Les tissus sont définis comme des ensembles coopératifs de cellules ayant différentes fonctions. Chez l'adulte, de très nombreux tissus hébergent quelques rares cellules souches plus spécialisées, programmées pour donner plusieurs types de cellules. Ces cellules souches adultes, servent au quotidien à fabriquer des globules rouges et blancs par exemple. Elles servent à la croissance des tissus et organes durant l'enfance mais aussi à réparer ces tissus en cas de

dommage (infections, traumatismes, par exemple). Dans ces tissus adultes, les cellules se protègent de l'environnement en restant "tapies" dans des niches où elles ont une activité réduite. Mon laboratoire à l'Institut Pasteur de Paris travaille sur l'environnement de ces cellules souches. Dernièrement, nous avons montré que les cellules souches du muscle survivaient 17 jours post-mortem chez l'homme et 16 jours post-mortem chez la souris. A partir de deux grammes de muscles de cadavres et après plusieurs jours de culture nous avons obtenu des millions de cellules. Ces cellules souches, une fois remises en culture, conservent leur capacité à se différencier en cellules musculaires parfaitement fonctionnelles même après une greffe chez l'animal.

Cellules souches reformant du muscle en culture obtenues à partir d'un cadavre 17 jours post mortem.

Devant ce résultat très étonnant, nous avons cherché à caractériser ces cellules pour comprendre comment elles pouvaient subsister dans un milieu aussi défavorable et notamment sans oxygène ni nutriments. Les chercheurs de l'équipe ont observé la mise en place, chez ces cellules, d'un état "dormant", dont le métabolisme est extrêmement diminué. Cet état de dormance est favorisé par une organisation cellulaire réduite au strict nécessaire : très peu de mitochondries (les usines de production d'énergie -à partir d'oxygène- de toute cellule) et des stocks énergétiques très faibles. "Un parallèle peut être établi avec les conditions pathologiques où les cellules doivent faire face à des carences sévères avant d'entrer à nouveau dans le cycle cellulaire pour régénérer le tissu ou l'organe endommagé", explique Fabrice Chrétien. "A la phase aigüe d'une lésion dumuscle, la distribution d'oxygène est très perturbée. Nous avons même constaté que les cellules souches musculaires en anoxie (privées d'oxygène) à 4°C survivaient mieux que celles qui avaient été exposées régulièrement à l'oxygène ambiant".

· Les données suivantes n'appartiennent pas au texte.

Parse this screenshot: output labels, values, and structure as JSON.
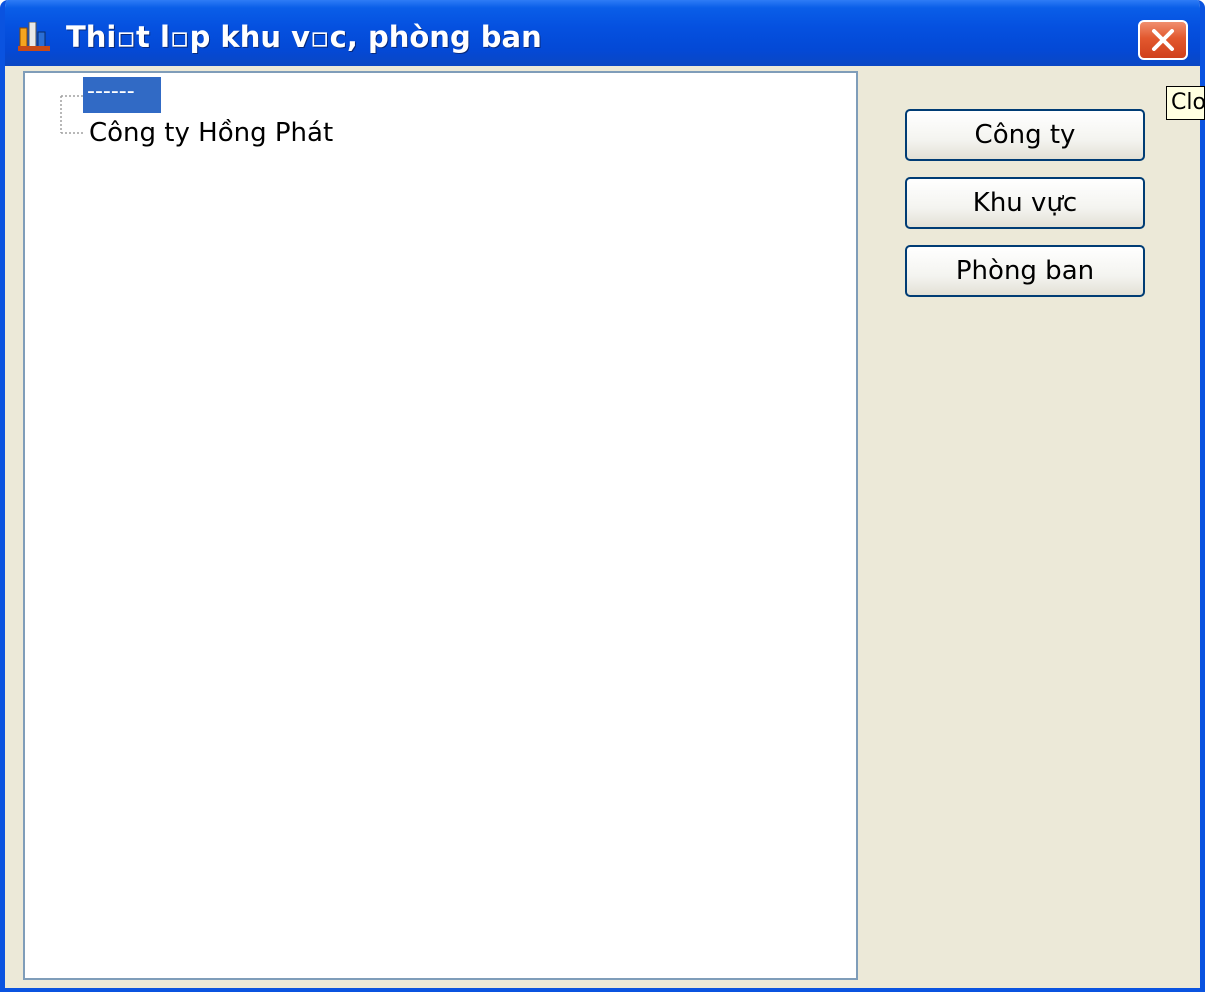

Mon équipe s'est ensuite demandée si ces résultats pouvaient s'appliquer à un autre type cellulaire. Elle a donc testé les cellules souches de la moelle osseuse à l'origine des cellules sanguines (globules blancs et globules rouges). Celles-ci restent viables 4 jours post-mortem chez l'homme et chez la souris et conservent également leur capacité à reconstituer les tissus après greffe de moelle.

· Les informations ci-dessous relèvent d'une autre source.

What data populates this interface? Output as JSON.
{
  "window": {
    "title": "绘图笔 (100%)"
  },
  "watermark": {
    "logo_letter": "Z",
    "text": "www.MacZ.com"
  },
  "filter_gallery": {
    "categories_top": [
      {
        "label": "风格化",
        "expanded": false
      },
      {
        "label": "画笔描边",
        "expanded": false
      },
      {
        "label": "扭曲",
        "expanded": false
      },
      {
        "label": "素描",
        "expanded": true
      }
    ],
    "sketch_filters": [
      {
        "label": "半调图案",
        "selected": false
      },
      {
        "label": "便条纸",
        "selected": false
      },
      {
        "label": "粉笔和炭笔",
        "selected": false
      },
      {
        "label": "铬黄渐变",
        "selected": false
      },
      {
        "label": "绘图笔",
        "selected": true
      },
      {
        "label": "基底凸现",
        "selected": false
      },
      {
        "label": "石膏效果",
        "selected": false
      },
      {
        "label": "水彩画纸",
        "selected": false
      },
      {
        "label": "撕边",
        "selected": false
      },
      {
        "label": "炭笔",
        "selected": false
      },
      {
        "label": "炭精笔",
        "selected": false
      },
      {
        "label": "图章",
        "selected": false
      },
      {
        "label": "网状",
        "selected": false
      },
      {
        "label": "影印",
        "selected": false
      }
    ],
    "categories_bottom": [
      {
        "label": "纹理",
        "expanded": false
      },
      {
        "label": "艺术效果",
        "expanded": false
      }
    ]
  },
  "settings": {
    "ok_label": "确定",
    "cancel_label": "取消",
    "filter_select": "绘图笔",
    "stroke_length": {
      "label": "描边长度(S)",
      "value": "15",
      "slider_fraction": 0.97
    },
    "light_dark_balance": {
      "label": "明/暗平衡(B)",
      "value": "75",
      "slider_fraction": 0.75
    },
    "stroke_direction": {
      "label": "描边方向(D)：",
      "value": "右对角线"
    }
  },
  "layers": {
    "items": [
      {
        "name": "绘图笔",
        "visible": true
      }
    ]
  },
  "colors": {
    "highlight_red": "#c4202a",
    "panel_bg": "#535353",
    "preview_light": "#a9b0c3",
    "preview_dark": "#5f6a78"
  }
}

Cette découverte laisse envisager une nouvelle source et surtout de nouveaux moyens de conservation des cellules souches à usage thérapeutique pour un certains nombres de pathologies. C'est le cas par exemple de la leucémie qui nécessite une greffe de moelle osseuse pour restaurer les cellules sanguines et immunitaires des malades détruites par chimiothérapie ou radiothérapie. En prélevant après leur mort des cellules souches de moelle osseuse sur des donneurs consentants, les médecins pourraient pallier la pénurie de tissus et cellules. Une piste thérapeutique qui nécessite encore de nombreuses validations avant d'être réellement mise en application, mais très prometteuse dans le cadre de la thérapie cellulaire. Grace à la thérapie cellulaire, déjà utilisée pour un nombre restreint de pathologie, une nouvelle ère thérapeutique s'ouvre désormais. Demain les médecins ne se contenteront pas de tuer des agents infectieux, des cellules tumorales ou de remplacer une molécule manquante, ils pourront aussi recréer un tissu après une maladie avec toute sa complexité et toutes ses fonctionnalités.

Le Professeur Fabrice Chrétien est médecin, neuropathologiste chercheur et professeur d'histologie à l'université Versailles Saint Quentin en Yvelines. Il dirige une unité de recherche à l'Institut Pasteur de Paris qui travaille sur les interactions cellulaires au cours de la réparation tissulaire. Il est également chef de service du laboratoire de Neuropathologie, à l'hôpital Sainte Anne à Paris, Université René Descartes.